In the latest version of OS X Mavericks, it appears that Apple has implemented section 18.104.22.168 of RFC1122, "ARP Cache Validation." In this scenario, it appears that Mavericks installations are performing unicast ARP requests and timing out ARP for the gateway on the host if it does not receive a corresponding response - thus assuming its ARP entry is no longer valid. Based on preliminary evidence after 5 unsuccessful attempts at unicast ARP OS X reverts to standard broadcast ARP and is successful. This is causing a symptom that resembles a short period of unresponsiveness or packet loss.

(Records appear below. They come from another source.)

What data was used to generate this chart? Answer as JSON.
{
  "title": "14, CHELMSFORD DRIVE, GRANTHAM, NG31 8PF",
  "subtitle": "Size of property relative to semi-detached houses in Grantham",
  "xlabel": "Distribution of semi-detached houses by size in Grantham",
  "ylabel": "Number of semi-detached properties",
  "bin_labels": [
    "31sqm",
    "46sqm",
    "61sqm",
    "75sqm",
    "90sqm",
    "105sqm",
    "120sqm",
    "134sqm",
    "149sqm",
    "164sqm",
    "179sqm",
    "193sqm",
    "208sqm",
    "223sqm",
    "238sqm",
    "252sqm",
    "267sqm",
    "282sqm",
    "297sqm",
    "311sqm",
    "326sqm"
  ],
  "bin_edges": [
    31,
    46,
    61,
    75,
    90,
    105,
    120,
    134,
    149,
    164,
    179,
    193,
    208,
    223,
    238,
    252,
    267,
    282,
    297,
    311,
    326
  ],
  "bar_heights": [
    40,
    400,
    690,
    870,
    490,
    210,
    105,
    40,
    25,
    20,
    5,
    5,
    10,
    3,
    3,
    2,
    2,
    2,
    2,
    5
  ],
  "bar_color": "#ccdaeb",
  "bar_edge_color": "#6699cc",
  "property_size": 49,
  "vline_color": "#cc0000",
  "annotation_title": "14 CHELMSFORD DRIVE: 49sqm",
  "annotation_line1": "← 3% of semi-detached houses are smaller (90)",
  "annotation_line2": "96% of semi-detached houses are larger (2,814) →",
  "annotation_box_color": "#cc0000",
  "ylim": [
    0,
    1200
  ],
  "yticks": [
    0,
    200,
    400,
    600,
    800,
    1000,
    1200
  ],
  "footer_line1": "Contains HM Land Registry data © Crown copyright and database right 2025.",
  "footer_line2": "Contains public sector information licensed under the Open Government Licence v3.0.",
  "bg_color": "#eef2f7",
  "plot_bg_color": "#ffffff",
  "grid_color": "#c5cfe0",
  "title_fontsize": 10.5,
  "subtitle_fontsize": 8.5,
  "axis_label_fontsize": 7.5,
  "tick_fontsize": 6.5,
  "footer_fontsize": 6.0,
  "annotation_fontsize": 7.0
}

In layman's terms, what is happening is that Mavericks is confused by the redundant network environment that your Mac host is communicating thru in order to access the Internet. This confusion is happening because the IP gateway does not reside directly on Core Router #1 or #2, instead, it is virtualized across the two physical core routers.

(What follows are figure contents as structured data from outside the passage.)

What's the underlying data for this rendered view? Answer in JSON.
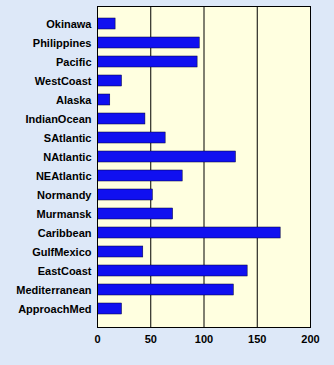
{
  "chart_data": {
    "type": "bar",
    "orientation": "horizontal",
    "categories": [
      "Okinawa",
      "Philippines",
      "Pacific",
      "WestCoast",
      "Alaska",
      "IndianOcean",
      "SAtlantic",
      "NAtlantic",
      "NEAtlantic",
      "Normandy",
      "Murmansk",
      "Caribbean",
      "GulfMexico",
      "EastCoast",
      "Mediterranean",
      "ApproachMed"
    ],
    "values": [
      17,
      96,
      94,
      23,
      12,
      45,
      64,
      130,
      80,
      52,
      71,
      172,
      43,
      141,
      128,
      23
    ],
    "color": "#1010f0",
    "xlim": [
      0,
      200
    ],
    "xticks": [
      0,
      50,
      100,
      150,
      200
    ],
    "grid": true
  }
}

This type of network infrastructure setup is implemented in order to guard hosts against an entire gateway router from going down due to failure or for maintenance at which time, all hosts connected to the router cluster will remain online. On Cisco equipment, this is performed using a protocol known as HSRP (Hot Standby Routing Protocol).

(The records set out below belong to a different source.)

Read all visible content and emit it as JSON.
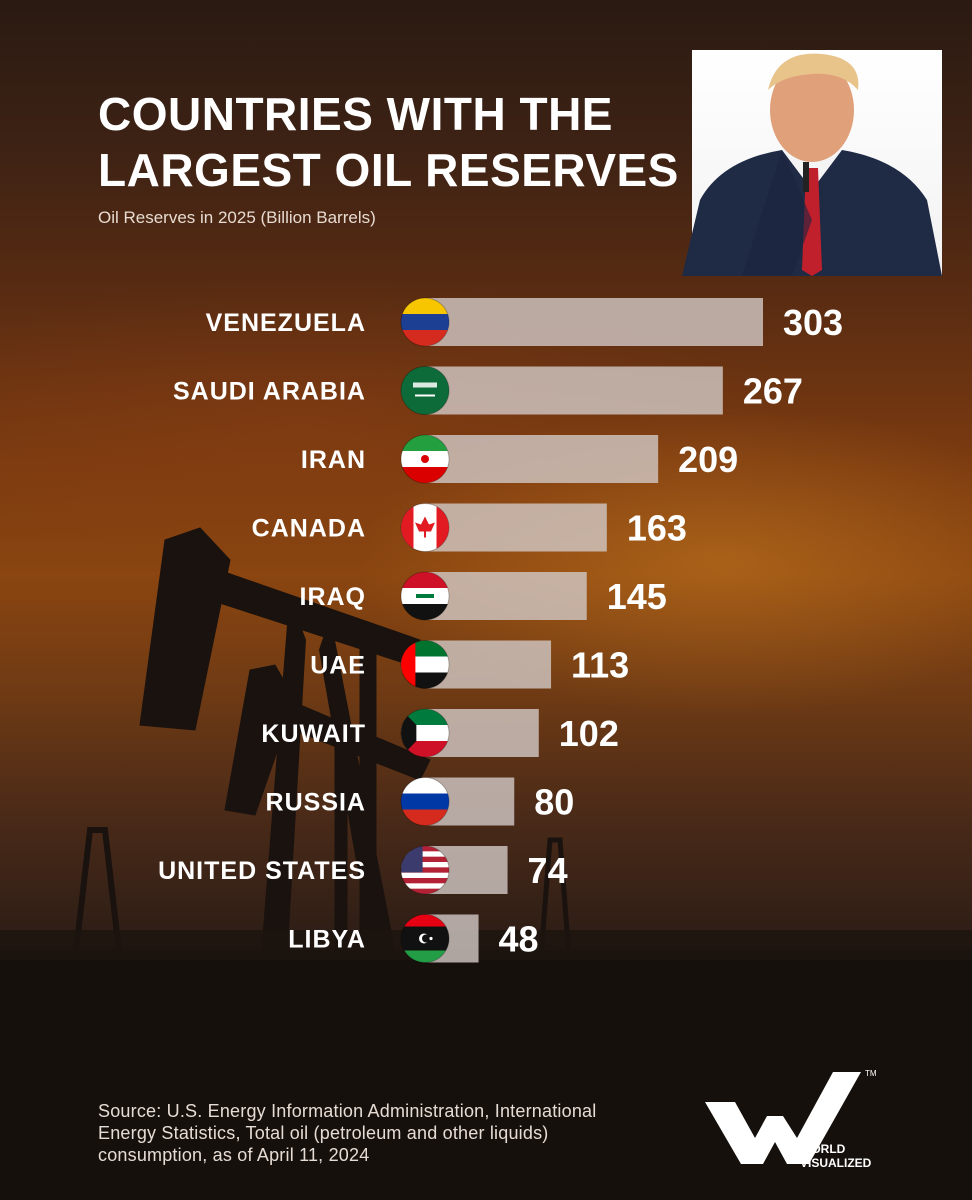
{
  "chart_data": {
    "type": "bar",
    "orientation": "horizontal",
    "title": "COUNTRIES WITH THE LARGEST OIL RESERVES",
    "subtitle": "Oil Reserves in 2025 (Billion Barrels)",
    "categories": [
      "VENEZUELA",
      "SAUDI ARABIA",
      "IRAN",
      "CANADA",
      "IRAQ",
      "UAE",
      "KUWAIT",
      "RUSSIA",
      "UNITED STATES",
      "LIBYA"
    ],
    "values": [
      303,
      267,
      209,
      163,
      145,
      113,
      102,
      80,
      74,
      48
    ],
    "value_labels": [
      "303",
      "267",
      "209",
      "163",
      "145",
      "113",
      "102",
      "80",
      "74",
      "48"
    ],
    "flags": [
      "venezuela-flag-icon",
      "saudi-arabia-flag-icon",
      "iran-flag-icon",
      "canada-flag-icon",
      "iraq-flag-icon",
      "uae-flag-icon",
      "kuwait-flag-icon",
      "russia-flag-icon",
      "united-states-flag-icon",
      "libya-flag-icon"
    ],
    "bar_color": "#cfc6c2",
    "grid": false,
    "legend": "none"
  },
  "source": "Source: U.S. Energy Information Administration, International Energy Statistics, Total oil (petroleum and other liquids) consumption, as of April 11, 2024",
  "logo": {
    "text_line1": "WORLD",
    "text_line2": "VISUALIZED",
    "mark": "TM"
  }
}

Please note that it seems that we are not seeing 100% success with this fix/solution. We are still getting a few reports of mavericks machines 'going away' intermittently on the network even after the patches are placed. We would however say that this is a 99% fix:
Permanently change unicast ARP setting to 0 by running this command in terminal in OS X:
sudo su touch /etc/sysctl.conf echo net.link.ether.inet.arp_unicast_lim=0 >> /etc/sysctl.conf chown root:wheel /etc/sysctl.conf chmod 0644 /etc/sysctl.conf
REBOOT YOUR MINI and then TEST to confirm after a reboot you can run this command in terminal in OS X:
sudo sysctl -a | grep net.link.ether.inet.arp_unicast_lim
OS X should then respond with the following, and a ZERO at the end. If it is a 5, then you did it wrong.
#2: The Energy Management Issue:
A lot of subscribers have called in where their Mac mini host is not reachable, and we discover that it is powered down. In almost all cases, the reason for this is that Mavericks reset the Energy management settings during the upgrade from 10.8 to 10.9. This setting is critical in the data center environment because your ability to remotely power on/off your mini via your MacStadium dashboard requires this setting to be enabled as follows:
#3: The Display and GPU Enabler Issue:
Almost all of the minis here at MacStadium have an external GPU Enabler on them to drastically boost video performance on your remote desktop. Most of us have gotten spoiled by this 'hack' which works flawlessly in 10.8.x. Unfortunately, at this time, the GPU Enablers have no effect in 10.9, and in fact, in many cases, we have to remove them to get Mavericks to operate correctly. Some users are seeing a grey screen, until we remove the GPU Enabler dongle, and reboot the mini. This is evident by the lack of screen resolutions in the Scaled setting of Display Preferences. The net effect is that your mini will feel like it is running much slower in 10.9. Users have asked us to revert back to 10.8 for this reason alone.
#4: The Mission Control Displays issue :
We have had several reports where Mavericks remote desktop screen is not fitting into the remote access window, or a black screen, or a grey screen in remote desktop. These are symptoms of issues in the new Mavericks multi-display features, and turning off this setting seems to help.